We introduce a nonlinear Schrödinger equation (NLSE) which combines the pseudo-stimulated-Raman-scattering (pseudo-SRS) term, i.e., a non-conservative cubic one with the first spatial derivative, and an external potential, which helps to stabilize solitons against the pseudo-SRS effect. Dynamics of solitons is addressed by means of analytical and numerical methods. The quasi-particle approximation (QPA) for the solitons demonstrates that the SRS-induced downshift of the soliton's wavenumber may be compensated by a potential force, producing a stable stationary soliton. Three physically relevant potentials are considered: a harmonic-oscillator (HO) trap, a spatially periodic cosinusoidal potential, and the HO trap subjected to periodic temporal modulation. Both equilibrium positions of trapped pulses (solitons) and their regimes of motion with trapped and free trajectories are accurately predicted by the QPA and corroborated by direct simulations of the underlying NLSE. In the case of the time-modulated HO trap, a parametric resonance is demonstrated, in the form of the motion of the driven soliton with an exponentially growing amplitudes of oscillations.

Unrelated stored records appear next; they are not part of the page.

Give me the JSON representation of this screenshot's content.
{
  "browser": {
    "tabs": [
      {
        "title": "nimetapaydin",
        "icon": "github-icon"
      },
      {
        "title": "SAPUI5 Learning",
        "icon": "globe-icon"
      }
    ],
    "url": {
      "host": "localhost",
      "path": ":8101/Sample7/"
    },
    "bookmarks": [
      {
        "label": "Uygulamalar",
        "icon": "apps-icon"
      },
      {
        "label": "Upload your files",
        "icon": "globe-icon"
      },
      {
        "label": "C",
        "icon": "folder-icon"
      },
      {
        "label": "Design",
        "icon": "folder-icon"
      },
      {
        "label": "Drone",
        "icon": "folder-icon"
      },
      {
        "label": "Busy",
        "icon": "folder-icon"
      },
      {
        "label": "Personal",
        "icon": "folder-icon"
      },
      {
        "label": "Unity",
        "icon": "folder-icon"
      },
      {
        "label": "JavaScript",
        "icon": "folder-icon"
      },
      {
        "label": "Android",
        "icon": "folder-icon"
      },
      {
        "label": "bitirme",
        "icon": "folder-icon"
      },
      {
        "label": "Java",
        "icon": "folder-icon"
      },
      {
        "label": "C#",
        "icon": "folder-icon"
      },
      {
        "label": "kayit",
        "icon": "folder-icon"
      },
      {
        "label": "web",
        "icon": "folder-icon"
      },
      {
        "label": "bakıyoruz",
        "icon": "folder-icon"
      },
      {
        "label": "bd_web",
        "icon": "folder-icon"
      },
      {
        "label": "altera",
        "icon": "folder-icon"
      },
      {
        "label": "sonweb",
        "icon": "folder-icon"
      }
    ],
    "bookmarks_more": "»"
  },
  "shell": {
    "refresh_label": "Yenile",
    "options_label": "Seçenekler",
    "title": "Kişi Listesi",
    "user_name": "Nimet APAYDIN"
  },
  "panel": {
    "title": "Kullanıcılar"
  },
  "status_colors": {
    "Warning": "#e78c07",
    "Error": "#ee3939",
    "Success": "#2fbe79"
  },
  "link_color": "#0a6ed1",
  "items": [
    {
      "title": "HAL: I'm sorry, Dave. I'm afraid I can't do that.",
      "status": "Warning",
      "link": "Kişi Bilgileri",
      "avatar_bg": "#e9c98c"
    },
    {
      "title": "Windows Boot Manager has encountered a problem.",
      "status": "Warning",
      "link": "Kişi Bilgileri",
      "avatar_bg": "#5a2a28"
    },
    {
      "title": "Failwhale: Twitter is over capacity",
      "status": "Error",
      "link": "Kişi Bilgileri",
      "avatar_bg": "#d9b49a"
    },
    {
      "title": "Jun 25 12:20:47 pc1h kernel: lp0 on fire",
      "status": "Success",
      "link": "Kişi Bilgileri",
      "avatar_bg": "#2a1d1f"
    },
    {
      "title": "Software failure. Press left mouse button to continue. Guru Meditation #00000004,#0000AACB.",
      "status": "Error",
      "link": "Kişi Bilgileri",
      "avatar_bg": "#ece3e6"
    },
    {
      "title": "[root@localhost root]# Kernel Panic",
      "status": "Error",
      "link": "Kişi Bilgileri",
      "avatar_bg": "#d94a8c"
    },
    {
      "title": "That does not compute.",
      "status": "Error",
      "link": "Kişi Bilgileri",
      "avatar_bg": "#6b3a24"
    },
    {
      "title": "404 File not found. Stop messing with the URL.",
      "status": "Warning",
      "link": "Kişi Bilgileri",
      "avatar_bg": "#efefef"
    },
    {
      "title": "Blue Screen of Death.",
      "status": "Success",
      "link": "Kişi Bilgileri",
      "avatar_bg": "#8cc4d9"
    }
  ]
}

我们介绍了一个非线性伪薛定ding方程（NLSE），它结合了伪刺激拉曼散射（伪SRS）术语，即具有一阶空间导数和外部电势的非保守三次方，它有助于稳定孤子以抵抗伪SRS效应。孤子的动力学通过解析和数值方法解决。孤子的准粒子近似（QPA）证明，SRS引起的孤子波数下移可以通过势力来补偿，从而产生稳定的静止孤子。考虑了三个物理上相关的电势：一个谐波振荡器（HO）陷阱，一个空间周期性的余弦形电势以及经过周期性时间调制的HO陷阱。QPA准确地预测了被捕获的脉冲（孤子）的平衡位置及其具有被捕获和自由轨迹的运动方式，并通过对底层NLSE的直接模拟来证实。在采用时间调制的HO阱的情况下，以谐振孤子的运动形式显示了参数谐振，其中振荡幅度呈指数增长。